Wages to Revenue Ratio is a useful way for recognising which clubs are running sustainable businesses and which are running a little too close to capacity.
The general consensus is that wages-to-revenue ratio of less than 70% is one that can be managed, but anything above that is dangerous and needs to be monitored.
In association with the Football Finance Times team, you can see the 20 Premier League clubs from the 2018/19 season, their total wage bills in £, and the % of that wage bill to their total revenue.
- Everton have spent a considerable sum of money in growing their squad in recent years, and with that has came a considerable increase in wages.

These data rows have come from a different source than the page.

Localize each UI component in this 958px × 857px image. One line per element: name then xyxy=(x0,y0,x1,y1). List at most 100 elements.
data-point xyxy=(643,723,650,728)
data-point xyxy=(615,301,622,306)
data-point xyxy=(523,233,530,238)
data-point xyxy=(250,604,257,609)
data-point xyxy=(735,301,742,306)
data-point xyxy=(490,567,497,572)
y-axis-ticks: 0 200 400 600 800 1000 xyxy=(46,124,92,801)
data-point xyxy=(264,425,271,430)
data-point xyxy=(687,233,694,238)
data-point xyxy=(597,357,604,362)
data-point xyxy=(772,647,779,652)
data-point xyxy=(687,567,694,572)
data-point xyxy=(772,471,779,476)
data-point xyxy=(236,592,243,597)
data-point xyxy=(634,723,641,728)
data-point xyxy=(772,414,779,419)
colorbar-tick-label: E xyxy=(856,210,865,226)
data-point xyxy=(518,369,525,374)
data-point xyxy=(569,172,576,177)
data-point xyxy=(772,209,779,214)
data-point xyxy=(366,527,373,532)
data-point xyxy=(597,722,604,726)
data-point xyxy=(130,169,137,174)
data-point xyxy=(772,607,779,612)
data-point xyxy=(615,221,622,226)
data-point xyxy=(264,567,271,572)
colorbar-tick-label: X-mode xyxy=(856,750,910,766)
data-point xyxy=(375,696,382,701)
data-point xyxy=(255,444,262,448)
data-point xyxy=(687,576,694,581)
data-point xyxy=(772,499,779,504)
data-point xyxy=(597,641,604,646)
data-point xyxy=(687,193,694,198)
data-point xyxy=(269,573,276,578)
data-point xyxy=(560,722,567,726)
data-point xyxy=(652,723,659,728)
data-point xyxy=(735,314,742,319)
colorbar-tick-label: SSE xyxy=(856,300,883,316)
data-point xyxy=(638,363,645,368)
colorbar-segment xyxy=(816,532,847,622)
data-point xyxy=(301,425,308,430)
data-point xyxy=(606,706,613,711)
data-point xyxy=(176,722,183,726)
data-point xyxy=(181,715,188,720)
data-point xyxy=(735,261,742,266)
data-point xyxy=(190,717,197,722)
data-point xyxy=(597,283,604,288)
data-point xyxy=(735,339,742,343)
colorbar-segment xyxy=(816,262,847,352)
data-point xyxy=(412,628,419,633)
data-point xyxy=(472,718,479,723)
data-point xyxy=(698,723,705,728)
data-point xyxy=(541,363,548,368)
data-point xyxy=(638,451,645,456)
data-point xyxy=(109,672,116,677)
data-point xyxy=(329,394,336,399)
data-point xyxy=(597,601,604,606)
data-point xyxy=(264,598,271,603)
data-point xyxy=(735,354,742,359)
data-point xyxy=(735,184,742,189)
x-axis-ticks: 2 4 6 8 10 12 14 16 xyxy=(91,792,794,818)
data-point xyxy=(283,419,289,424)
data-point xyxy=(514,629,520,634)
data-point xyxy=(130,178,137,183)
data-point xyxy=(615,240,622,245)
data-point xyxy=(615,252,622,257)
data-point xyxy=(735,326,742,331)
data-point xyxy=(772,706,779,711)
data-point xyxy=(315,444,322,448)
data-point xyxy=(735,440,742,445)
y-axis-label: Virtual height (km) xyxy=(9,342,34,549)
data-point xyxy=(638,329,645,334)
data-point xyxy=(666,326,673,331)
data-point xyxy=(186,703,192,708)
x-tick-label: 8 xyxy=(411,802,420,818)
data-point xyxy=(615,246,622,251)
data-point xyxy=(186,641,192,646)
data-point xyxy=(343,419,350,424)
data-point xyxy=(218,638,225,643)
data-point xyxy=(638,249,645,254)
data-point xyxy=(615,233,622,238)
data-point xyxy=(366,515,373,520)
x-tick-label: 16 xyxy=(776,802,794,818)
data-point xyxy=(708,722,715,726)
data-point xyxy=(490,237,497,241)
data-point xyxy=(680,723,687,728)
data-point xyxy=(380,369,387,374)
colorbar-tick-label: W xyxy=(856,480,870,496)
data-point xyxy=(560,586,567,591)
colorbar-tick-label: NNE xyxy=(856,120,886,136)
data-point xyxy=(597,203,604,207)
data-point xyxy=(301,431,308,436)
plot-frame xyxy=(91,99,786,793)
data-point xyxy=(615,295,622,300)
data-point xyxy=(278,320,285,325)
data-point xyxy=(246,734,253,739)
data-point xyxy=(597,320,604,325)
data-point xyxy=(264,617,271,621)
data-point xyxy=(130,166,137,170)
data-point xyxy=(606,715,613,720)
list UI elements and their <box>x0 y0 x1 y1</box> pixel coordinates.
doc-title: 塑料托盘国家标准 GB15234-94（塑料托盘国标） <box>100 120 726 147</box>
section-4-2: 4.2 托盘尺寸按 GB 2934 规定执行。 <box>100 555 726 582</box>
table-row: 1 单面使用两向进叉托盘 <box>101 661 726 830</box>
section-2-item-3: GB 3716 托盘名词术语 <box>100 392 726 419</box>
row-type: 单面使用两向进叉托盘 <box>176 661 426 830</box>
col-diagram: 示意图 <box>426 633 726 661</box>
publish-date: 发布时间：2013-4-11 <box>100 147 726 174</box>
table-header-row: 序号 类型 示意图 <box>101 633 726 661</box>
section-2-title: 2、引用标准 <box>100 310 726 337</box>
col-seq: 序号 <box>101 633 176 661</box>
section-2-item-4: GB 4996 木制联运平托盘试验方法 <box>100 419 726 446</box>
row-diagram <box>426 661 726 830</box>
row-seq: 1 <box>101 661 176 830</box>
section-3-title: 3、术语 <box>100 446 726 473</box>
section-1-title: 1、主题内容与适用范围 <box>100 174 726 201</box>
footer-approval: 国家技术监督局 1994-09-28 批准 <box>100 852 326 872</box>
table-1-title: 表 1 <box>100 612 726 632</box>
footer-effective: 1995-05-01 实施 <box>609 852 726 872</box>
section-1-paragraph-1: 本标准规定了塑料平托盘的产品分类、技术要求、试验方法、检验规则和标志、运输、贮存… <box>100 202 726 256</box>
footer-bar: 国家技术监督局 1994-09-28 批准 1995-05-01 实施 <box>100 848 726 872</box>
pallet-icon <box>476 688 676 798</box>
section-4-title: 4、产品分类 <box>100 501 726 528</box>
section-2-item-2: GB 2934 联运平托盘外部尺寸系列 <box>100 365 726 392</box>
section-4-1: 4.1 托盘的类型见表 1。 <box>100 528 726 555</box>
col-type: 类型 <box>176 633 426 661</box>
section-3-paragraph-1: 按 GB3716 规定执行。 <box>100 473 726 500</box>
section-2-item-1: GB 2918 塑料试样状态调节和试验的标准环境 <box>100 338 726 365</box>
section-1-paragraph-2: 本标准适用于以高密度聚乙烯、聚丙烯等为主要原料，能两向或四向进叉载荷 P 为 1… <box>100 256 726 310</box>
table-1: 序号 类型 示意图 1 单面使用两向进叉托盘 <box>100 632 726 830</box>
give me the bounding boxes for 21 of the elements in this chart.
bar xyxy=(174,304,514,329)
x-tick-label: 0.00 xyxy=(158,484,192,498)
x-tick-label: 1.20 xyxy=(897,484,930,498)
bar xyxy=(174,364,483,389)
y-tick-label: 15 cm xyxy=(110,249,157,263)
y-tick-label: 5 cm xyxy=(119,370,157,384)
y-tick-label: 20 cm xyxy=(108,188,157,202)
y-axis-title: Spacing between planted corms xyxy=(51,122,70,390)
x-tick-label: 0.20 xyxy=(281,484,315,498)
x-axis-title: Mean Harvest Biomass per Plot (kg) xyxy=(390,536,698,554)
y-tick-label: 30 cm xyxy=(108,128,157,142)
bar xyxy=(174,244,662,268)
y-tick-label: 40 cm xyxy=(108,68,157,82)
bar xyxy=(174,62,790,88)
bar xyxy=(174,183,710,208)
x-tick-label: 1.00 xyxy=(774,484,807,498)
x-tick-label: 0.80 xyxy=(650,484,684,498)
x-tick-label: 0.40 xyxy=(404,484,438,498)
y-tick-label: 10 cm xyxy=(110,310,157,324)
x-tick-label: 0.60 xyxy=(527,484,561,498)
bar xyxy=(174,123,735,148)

- But this has not been met - yet - with any improvement on the pitch in terms of league position or cup success, nor has it equalled an upturn in commercial revenue.
- Bournemouth (84.6%) with such a small stadium and therefore lower matchday revenue than any other club in the Premier League, are wholly reliant on broadcasting revenue and given they have spent more since last year, there should be real concern about what will happen and how many players will need to be sold to balance the books should they be relegated.
- Leicester (83.8%), Crystal Palace (82.2%) and Southampton (77%) will all need to be extremely careful and given the coronavirus situation may already be assessing the size of their squads for next season.
- At the other end of the scale, Tottenham (38.8%) enjoyed increase matchday revenue as a result of playing at Wembley then latterly their new stadium, as well as a thrilling run to the Champions League final. All this combined with the club's strict wage structure means that not only are they currently in rude health, you would expect some significant salary spending in the years to come.